Against this uniformity (kosmokrát?r: world ruler/Satan), Yu invokes the concept of nomadism. She writes: “The realization and acknowledgement of being a migratory global nomad made me feel free to use and appropriate patterns from everywhere.” This awareness emphasizes the possibility of open space in an increasingly compartmentalized world. In their post-structural opus, A Thousand Plateaus (Mille plateaux : capitalisme et schizophrénie), Deleuze and Guattari describe the nomadic as a process that reclaims striated, sedentary space (the grid of civilization) according to natural patterns, fluidity, and ad-hoc growth. Tsunami, one of the paintings from Story of a Global Nomad, offers a nice metaphor for this process. Featuring a repetitious geometric pattern overlaid with a loose, bright pink copy of one of Hokusai’s prints?Waves and Bird (c.1825)?Tsunami personifies the nomadic construction of personal narrative through the decontextualization of culturally charged, impersonal symbols: a tidal wave of open space washing over a world of modules and mass ornaments.

—Emily Falvey, Ottawa, 2007


1. Jinny M.J. Yu, Research Dossier (prepared for the Department of Visual Arts, University of Ottawa, September 4, 2007).

2. Among its other definitions, the word mesh refers to “each of the open spaces in a net or sieve, etc.”

3. Clement Greenberg, “The Crisis of the Easel Picture,” Art and Culture: Critical Essays (Boston: Beacon Press, 1965), 154-157.

4. In 1908, Adolf Loos famously wrote, “If a tattooed person dies at liberty, it is only that he died a few years before he committed a murder.” Adolf Loos, “Ornament and Crime,” (1908), Crime and Ornament, eds. Bernie Miller and Melony Ward (Toronto: YYZ Books, 2002), 29-36.
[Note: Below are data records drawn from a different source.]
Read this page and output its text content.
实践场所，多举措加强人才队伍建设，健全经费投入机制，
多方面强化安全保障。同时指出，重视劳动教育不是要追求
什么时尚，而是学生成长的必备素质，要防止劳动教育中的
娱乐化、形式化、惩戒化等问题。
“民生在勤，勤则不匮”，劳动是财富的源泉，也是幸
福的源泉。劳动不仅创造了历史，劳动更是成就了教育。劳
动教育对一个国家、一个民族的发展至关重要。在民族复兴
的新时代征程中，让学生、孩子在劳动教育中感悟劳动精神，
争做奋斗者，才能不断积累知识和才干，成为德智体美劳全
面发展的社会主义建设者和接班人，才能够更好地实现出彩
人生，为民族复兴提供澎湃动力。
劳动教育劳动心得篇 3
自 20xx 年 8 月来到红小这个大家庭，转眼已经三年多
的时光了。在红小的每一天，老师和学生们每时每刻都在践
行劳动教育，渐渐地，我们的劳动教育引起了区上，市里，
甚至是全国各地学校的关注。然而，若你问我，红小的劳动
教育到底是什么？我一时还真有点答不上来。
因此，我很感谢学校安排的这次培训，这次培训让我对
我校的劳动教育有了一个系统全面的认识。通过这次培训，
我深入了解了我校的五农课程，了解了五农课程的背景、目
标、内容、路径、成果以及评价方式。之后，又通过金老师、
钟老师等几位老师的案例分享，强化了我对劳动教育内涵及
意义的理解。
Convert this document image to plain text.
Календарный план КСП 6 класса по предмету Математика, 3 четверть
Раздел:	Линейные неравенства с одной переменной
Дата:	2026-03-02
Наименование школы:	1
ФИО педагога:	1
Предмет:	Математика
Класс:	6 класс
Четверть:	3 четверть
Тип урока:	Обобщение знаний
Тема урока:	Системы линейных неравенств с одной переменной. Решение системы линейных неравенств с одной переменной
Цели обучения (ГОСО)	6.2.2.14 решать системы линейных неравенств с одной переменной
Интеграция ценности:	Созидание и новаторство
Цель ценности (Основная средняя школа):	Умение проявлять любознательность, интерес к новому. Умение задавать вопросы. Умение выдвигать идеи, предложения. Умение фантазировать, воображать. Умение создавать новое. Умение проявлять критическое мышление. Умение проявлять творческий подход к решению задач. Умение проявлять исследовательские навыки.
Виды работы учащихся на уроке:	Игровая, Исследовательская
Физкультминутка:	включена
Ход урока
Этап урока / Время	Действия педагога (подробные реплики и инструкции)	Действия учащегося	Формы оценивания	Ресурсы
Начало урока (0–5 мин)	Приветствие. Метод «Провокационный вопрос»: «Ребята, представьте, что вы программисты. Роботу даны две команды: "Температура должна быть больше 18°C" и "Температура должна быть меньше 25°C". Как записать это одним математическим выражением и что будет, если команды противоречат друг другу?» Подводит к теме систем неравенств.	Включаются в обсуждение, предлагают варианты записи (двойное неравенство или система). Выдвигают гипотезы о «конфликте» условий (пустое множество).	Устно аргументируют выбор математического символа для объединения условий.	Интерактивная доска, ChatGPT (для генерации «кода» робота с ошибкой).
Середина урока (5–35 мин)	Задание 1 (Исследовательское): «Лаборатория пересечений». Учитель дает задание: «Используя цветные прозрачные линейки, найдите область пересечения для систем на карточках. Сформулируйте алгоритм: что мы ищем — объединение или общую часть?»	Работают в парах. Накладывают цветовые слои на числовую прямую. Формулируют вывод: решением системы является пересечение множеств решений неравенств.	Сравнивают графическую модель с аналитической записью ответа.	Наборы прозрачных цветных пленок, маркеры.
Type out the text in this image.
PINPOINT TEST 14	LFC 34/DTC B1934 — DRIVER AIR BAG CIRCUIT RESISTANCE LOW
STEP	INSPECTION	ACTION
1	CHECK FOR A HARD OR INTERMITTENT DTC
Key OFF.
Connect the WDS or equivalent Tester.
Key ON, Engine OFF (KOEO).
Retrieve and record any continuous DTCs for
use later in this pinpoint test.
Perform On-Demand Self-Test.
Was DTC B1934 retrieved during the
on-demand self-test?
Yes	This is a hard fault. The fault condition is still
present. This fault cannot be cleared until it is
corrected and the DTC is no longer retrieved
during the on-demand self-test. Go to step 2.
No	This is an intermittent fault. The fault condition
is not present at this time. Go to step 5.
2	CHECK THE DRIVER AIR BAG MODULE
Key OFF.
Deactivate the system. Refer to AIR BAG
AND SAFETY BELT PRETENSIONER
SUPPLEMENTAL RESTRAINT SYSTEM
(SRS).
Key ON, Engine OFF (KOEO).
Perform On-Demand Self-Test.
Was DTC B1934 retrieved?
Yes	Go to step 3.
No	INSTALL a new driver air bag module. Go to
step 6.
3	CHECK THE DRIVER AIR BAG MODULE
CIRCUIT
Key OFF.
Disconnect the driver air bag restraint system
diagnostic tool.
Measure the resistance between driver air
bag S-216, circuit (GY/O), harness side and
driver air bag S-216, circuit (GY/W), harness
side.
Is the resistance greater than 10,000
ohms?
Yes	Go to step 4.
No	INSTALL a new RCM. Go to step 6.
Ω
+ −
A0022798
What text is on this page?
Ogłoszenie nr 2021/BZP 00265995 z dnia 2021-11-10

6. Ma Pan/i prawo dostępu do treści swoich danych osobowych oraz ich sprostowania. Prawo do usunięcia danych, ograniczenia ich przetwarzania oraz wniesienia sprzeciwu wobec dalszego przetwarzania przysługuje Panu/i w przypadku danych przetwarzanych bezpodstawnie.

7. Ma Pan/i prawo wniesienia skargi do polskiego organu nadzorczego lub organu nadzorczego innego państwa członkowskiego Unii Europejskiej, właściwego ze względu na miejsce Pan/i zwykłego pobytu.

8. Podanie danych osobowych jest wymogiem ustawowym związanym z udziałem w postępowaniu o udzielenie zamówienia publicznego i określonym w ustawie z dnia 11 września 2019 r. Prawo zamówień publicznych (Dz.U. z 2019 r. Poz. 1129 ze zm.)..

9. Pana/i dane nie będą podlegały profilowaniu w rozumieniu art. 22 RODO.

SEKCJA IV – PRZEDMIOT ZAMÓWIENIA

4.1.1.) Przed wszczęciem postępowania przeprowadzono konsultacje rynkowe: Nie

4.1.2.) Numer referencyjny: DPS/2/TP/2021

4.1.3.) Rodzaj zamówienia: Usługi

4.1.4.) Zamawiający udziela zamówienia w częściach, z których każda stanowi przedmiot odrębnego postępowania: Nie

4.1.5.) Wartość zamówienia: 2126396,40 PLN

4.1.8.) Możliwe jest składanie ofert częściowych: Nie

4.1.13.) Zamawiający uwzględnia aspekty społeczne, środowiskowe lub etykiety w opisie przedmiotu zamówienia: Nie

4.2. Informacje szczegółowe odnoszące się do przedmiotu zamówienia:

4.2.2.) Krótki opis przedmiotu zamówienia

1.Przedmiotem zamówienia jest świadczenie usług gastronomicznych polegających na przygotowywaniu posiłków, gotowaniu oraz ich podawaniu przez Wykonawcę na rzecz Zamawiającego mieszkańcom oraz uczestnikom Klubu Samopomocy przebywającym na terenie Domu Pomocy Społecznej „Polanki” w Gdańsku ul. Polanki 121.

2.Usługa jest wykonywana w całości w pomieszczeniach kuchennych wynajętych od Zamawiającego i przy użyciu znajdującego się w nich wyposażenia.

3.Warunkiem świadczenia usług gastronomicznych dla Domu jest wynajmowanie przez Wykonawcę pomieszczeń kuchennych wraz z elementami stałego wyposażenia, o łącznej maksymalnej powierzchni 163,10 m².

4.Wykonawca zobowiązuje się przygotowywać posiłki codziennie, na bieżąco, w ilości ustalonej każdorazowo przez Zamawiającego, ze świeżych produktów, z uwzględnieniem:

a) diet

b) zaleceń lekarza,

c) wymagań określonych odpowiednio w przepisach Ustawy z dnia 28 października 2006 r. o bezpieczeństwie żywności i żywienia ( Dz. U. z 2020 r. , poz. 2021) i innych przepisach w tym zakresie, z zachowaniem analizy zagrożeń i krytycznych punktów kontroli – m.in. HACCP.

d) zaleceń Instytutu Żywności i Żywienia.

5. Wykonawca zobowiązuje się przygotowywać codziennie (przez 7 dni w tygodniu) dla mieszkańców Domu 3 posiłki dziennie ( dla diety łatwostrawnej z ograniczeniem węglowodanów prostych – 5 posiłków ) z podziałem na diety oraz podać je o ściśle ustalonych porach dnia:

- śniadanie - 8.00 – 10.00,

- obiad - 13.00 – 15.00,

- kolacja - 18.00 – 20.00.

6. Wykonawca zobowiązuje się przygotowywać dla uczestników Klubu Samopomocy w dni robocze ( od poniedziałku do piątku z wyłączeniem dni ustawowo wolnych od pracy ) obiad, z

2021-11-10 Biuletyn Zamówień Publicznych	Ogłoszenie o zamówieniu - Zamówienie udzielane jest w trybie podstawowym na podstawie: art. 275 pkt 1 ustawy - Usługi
5. Harold Rosenberg, “The Actionist Painters,” (1952), The Tradition of the New (New York: Horizon Press, 1985), 34.

6. Greenberg, Art and Culture, 154-157

7. Yu, Research Dossier.

8. Kirk Varnedoe, Pictures of Nothing: Abstract Art since Pollock (Princeton, NJ: Princeton University Press, 2006), xv-xvi.

9. Gilles Deleuze and Félix Guattari, A Thousand Plateaus: Capitalism and Schizophrenia, trans. Brian Massumi (Minneapolis: University of Minnesota Press, 1987), 481.

10. Yu, Research Dossier.

11. Obviously this convention is older than modernism. Theodor W. Adorno, Theodor W. Adorno and Walter Benjamin: The Complete Correspondence 1928-1940, ed. Henri Lonitz, trans. Nicholas Walker (Cambridge, MA: Harvard University Press, 1999), 130.

12. “The absence (le vide) of the ornament is not nothing, it is the gird.” Jacques Soulillou, “Ornament and Order,” Crime and Ornament, trans. Mark Heffernan, eds. Bernie Miller and Melony Ward (Toronto: YYZ Books, 2002), 87.

13. Yu, Research Dossier.

14. Carl Jung, “Relations Between the Ego and the Unconscious,” The Portable Jung, ed. Joseph Campbell, trans. R.F.C. Hull (New York: Penguin Books, 1971), 105.

15. Siegried Kracauer, The Mass Ornament: Weimar Essays, trans. Thomas Y. Levin (Cambridge: Harvard University Press, 1995), 76.

16. Ibid., 77.

17. Ibid., 77.

18. Jinny Yu, “Mediation in Abstraction” (paper presented at the Universities Art Association of Canada, University of Waterloo, November 3, 2007).